My mask object is in latent space because it is the output of the unet. So as long as I don’t run the vae.decode step, it will still be in latent space. Let me know if that doesn’t make sense I can try to explain it again.

1 Like

Great discussion. @KevinB ,I was similarly confused as to whether the mask was generated from the noise generated or the final image and the discussion has helped with that. As I have seen others say since the mask generation is the core of the paper, the description is rather vague and subject to different interpretations, its a shame there is no code example. Overall I agree with your interpretation, but as others have shown it can work well with taking the difference of the denoised images (though I suspect this way of doing it it is more dependent upon colour differences between the two images).

I did also note that in the paper they take a blend of the initial image latents and a random noise array of the same shape, which is different to the approach of the scheduler.add_noise, which simply adds the noise to the image, however, I haven’t tried varying things to explore this as a starting point yet.

The other thing I am finding is that the choice of start_step makes a big difference and even moving by a couple of places can seem to generate very different denoised images (start to early and the image typically is lacking the content of the original and very idealised, to late and the image retains too much noise).
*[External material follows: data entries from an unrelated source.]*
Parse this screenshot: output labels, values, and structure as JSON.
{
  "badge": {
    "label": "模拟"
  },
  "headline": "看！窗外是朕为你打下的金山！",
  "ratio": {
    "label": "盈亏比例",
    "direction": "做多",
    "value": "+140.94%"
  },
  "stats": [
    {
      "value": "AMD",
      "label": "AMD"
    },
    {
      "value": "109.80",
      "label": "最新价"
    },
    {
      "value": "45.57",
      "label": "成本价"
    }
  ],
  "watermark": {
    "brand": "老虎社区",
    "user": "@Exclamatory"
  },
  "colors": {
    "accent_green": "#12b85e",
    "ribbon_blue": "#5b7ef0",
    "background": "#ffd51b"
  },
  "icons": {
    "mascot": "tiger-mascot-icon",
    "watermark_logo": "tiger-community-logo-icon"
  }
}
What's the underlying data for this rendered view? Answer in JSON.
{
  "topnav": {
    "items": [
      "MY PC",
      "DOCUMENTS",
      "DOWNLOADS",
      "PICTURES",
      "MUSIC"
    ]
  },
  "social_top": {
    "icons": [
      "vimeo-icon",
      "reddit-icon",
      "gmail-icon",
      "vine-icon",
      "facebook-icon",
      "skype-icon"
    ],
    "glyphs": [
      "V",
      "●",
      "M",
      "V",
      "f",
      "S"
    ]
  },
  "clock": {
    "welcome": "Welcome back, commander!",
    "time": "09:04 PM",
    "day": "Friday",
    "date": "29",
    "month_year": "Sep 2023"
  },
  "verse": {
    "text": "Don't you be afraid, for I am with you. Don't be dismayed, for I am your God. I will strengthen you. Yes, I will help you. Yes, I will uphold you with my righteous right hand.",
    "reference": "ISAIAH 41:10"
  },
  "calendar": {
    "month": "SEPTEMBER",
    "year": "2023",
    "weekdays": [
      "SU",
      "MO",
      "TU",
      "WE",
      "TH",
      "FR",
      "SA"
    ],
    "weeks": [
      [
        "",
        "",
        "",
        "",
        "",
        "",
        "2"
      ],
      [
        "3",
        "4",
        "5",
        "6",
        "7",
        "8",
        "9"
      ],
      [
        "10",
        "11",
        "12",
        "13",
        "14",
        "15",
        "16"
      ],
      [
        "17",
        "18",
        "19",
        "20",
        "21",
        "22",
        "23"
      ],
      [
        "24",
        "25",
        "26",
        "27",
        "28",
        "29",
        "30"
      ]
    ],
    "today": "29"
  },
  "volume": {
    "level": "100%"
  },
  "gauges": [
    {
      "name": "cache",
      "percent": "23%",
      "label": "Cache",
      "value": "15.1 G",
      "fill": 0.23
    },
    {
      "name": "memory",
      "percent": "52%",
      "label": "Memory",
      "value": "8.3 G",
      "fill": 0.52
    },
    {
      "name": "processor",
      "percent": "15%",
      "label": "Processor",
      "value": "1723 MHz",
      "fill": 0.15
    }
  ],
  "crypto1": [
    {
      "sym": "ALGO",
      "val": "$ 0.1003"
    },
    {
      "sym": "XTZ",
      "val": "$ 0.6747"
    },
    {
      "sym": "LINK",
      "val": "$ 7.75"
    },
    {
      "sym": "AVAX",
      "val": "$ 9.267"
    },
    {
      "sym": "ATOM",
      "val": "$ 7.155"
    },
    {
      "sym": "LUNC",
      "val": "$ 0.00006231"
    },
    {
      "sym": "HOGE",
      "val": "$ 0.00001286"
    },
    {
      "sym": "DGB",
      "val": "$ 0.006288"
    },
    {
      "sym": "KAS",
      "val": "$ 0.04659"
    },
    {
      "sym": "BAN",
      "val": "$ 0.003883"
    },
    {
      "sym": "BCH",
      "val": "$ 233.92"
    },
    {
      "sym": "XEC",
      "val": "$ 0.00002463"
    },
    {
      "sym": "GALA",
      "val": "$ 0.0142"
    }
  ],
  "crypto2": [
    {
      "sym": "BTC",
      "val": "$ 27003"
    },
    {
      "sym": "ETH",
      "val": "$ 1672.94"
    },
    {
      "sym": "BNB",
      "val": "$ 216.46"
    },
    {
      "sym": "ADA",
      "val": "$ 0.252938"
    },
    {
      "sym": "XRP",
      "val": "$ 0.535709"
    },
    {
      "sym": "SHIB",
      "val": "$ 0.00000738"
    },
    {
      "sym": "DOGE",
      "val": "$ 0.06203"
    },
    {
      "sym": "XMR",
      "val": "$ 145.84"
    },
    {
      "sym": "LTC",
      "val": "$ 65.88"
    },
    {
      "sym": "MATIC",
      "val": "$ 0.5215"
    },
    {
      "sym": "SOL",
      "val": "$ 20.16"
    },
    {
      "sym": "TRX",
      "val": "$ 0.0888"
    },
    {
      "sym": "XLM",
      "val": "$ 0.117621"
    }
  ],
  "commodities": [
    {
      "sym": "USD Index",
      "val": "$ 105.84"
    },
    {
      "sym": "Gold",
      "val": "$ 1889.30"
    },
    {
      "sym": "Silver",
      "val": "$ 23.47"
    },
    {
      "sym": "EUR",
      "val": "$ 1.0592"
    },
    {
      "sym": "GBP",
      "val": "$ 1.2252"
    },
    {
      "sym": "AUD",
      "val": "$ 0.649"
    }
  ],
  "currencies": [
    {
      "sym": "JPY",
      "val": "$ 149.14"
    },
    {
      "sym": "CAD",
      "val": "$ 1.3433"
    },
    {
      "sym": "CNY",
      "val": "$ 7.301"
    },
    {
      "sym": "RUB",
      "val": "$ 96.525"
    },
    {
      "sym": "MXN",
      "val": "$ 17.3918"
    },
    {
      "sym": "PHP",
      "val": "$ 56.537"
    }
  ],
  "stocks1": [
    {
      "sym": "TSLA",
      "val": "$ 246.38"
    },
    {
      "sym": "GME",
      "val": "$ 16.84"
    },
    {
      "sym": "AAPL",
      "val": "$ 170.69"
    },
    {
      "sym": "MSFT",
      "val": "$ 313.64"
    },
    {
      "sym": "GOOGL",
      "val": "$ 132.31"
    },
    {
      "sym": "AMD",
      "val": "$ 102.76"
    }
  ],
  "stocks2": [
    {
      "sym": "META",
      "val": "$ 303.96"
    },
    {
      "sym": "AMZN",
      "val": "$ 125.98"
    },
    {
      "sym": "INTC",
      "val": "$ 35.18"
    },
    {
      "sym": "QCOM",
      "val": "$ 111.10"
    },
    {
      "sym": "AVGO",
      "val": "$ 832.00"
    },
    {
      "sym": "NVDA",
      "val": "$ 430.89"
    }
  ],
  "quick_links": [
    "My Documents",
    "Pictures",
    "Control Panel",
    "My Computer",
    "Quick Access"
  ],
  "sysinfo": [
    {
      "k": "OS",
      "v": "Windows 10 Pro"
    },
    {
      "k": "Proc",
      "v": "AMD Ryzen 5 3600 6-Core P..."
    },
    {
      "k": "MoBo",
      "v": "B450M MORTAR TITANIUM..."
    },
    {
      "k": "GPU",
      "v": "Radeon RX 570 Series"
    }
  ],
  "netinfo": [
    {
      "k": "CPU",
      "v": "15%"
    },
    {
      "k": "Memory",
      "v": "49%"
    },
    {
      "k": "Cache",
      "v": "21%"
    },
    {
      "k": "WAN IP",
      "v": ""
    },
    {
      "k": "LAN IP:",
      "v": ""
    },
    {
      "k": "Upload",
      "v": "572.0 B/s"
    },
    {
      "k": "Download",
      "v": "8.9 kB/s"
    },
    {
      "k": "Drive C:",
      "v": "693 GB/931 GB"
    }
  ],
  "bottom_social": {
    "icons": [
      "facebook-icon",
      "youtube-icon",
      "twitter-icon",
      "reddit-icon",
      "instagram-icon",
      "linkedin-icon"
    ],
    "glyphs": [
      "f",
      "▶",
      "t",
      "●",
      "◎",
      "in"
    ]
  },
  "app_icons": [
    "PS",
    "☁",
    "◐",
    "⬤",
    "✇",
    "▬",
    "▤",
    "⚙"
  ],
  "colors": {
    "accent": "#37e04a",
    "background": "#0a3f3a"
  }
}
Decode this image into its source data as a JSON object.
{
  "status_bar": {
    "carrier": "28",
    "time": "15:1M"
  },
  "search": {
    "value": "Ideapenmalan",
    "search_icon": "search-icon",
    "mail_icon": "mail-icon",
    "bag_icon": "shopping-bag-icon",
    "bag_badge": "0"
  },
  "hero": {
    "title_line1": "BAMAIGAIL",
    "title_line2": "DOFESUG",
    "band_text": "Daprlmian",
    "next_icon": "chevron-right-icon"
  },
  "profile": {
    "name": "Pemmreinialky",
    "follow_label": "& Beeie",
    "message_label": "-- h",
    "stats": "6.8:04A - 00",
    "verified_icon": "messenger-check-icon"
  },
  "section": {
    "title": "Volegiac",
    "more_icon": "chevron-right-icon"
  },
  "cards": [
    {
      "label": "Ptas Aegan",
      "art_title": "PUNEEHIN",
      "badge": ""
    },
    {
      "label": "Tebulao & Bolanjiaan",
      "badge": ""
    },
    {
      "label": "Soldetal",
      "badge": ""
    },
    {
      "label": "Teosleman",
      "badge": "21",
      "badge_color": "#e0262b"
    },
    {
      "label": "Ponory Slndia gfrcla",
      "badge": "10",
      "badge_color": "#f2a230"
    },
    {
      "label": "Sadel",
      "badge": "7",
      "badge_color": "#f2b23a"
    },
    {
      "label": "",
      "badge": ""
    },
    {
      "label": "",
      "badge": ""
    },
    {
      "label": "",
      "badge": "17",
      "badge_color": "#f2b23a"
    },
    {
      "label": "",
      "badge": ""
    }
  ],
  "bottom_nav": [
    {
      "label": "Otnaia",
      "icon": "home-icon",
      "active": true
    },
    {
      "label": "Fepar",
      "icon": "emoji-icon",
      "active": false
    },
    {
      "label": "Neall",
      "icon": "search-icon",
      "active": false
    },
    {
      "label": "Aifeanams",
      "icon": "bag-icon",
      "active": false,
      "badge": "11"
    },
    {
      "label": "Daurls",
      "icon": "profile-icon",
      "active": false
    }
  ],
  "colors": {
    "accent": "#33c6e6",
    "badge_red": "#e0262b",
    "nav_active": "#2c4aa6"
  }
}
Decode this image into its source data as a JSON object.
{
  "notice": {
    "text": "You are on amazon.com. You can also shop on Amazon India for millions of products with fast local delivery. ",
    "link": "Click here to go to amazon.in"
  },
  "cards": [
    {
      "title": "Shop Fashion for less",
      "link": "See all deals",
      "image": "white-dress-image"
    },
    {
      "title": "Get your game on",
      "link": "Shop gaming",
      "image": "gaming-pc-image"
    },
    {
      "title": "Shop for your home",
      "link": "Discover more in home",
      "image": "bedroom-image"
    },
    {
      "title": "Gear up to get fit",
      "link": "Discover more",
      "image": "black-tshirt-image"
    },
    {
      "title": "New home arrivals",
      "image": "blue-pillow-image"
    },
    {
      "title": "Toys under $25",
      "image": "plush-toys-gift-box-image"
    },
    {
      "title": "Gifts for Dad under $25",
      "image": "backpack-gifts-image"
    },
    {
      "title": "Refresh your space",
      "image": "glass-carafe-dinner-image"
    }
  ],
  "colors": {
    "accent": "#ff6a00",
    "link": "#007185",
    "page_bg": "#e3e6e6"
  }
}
It would also be interesting to see how much difference the two types of scheduler make, I have used the LMS one so far but would like to see how well it works using the DDIM one

This is surely something to consider/talk about. After a ton of playing around I had to start Googling “dark horse with no tail” images to try and get better mask generation :joy: (the tail was morphing into appendages, for anyone wondering).

Here are my results after working the whole week on the DiffEdit paper. Thanks also to @aayushmnit, @KevinB, @_lucas and @Fahim for sharing their progress. I’m will post the code later this week. The only different approach in my implementation was to use directly gaussian noise on the input image latents, without using the scheduler. The inpainting is done using the StableDiffusionInpaintPipeline.

First edit is a dog running to a lion running


Then the usual horse to zebra


A bit more difficult one, Kangaroo with sunglasses to Zebra with sunglasses


15 Likes

Mask Generation using noise
I have tried the approach @kevinB followed for an image downloaded from the web. The original image, denoised original, and denoised with zebra prompt are below:

It almost doesn’t need a mask! Using Kevin’s approach to masking I get four normalised difference channels as follows:

Which by then using Kevin’s extract channel mask gives:

It just needs a bit of fine tuning to get rid of the zone above the zebra’s back. I will apply the mask tomorrow and see how smooth the transition from masked to unmasked areas is

8 Likes

I gave it a try sometime back — might have been a couple of months ago maybe? (So many things have happened with Stable Diffusion that I’m losing track of time …) I think I followed a guide based on a Medium article, let me see if I can dig it up …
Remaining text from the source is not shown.